The Directors jointly and severally accept full responsibility for the accuracy of the information contained in this Composite Document (other than that relating to the Offeror and parties acting in concert with it) and confirm, having made all reasonable inquiries, that to the best of their knowledge, opinions expressed in this Composite Document (other than those expressed by the Offeror and parties acting in concert with it) have been arrived at after due and careful consideration and there are no other facts not contained in this Composite Document, the omission of which would make any statements in this Composite Document misleading.
This Composite Document, for which all Directors jointly and severally accept full responsibility for the accuracy of the information contained in it (other than the information relating to the Offeror and parties acting in concert with it), is in compliance with the Listing Rules. The Directors confirm, having made all reasonable enquiries, that to the best of their knowledge and belief, the information contained in this Composite Document (other than the information relating to the Offeror and parties acting in concert with it) is accurate and complete in all material respects and not misleading or deceptive, and there are no other matters the omission of which would make any statement in this Composite Document (other than that relating to the Offeror and parties acting in concert with it) misleading.
2. SHARE CAPITAL
As at the Latest Practicable Date, the authorised share capital of the Company comprised ordinary shares in the amount of HK$900,000,000 divided into 9,000,000,000 Shares of HK$0.10 each and convertible preference shares in the amount of HK$1,000,000,000 divided into 100,000,000 CPSs of HK$0.10 each. As at the Latest Practicable Date, the Company has in issue 351,080,000 Shares and 80,000,000 CPSs convertible into 80,000,000 Shares and an aggregate of 4,250,000 outstanding Options the full exercise of which will result in the issue of 4,250,000 Shares. Other than these, the Company has no other outstanding shares, options, warrants, derivative or other securities that are convertible or exchangeable into Shares or other types of equity interest in issue.

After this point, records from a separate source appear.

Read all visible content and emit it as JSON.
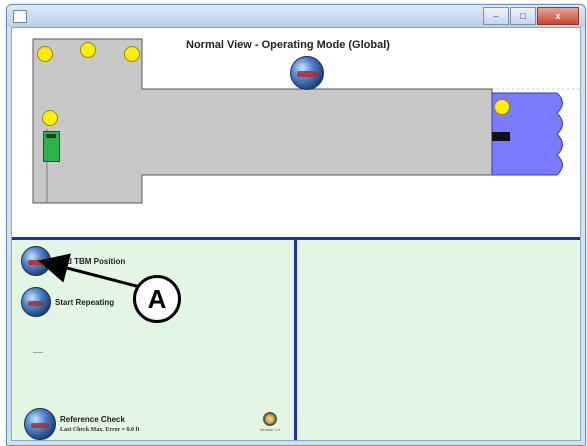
{
  "window": {
    "title": "",
    "controls": {
      "minimize": "–",
      "maximize": "□",
      "close": "x"
    }
  },
  "top_view": {
    "title": "Normal View - Operating Mode (Global)",
    "globe_icon": "globe-icon",
    "colors": {
      "machine": "#c8c8c8",
      "cutter": "#7a7aff",
      "sensor": "#ffee00",
      "module": "#2eb24a"
    }
  },
  "panel": {
    "find_tbm": {
      "label": "Find TBM Position",
      "icon": "globe-icon"
    },
    "start_repeating": {
      "label": "Start Repeating",
      "icon": "globe-icon"
    },
    "reference_check": {
      "label": "Reference Check",
      "subtext": "Last Check Max. Error = 0.0 ft",
      "icon": "globe-icon"
    },
    "version_text": "Version 2.0",
    "colors": {
      "background": "#e3f5e3",
      "divider": "#1f2fb0"
    }
  },
  "callout": {
    "letter": "A"
  }
}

All the Shares in issue rank pari passu in all respects with each other, including as to rights in respect of capital and dividends and voting. Since 31 December 2015, being the date to which the latest audited financial statements of the Company were made up, and up to the Latest Practicable Date, the Company has issued an aggregate of 3,404,000 Shares as a result of exercise of Options by the Option Holders.
III – 1
APPENDIX III
GENERAL INFORMATION OF THE GROUP
3. MARKET PRICES
The table below shows the closing price of the Shares as quoted on the Stock Exchange on (i) the last day on which trading took place in each of the calendar months during the Relevant Period; (ii) the Last Trading Day; and (iii) the Latest Practicable Date:
| Closing | |
|---|---|
| Date | price |
| HK$ | |
| 31 May 2016 | 1.19 |
| 30 June 2016 | 1.15 |
| 29 July 2016 | 1.09 |
| 31 August 2016 | 1.10 |
| 30 September 2016 | 1.12 |
| 31 October 2016 | 1.23 |
| 18 November 2016 (the Last Trading Day) | 1.60 |
| 30 November 2016 | suspended |
| 30 December 2016 | 1.49 |
| 10 January 2017 (Latest Practicable Date) | 1.65 |
During the Relevant Period, the highest closing price of the Shares quoted on the Stock Exchange was HK$1.93 on 2 December 2016 and the lowest closing price of the Shares quoted on the Stock Exchange was HK$1.07 on 14 September 2016 and 15 September 2016, respectively.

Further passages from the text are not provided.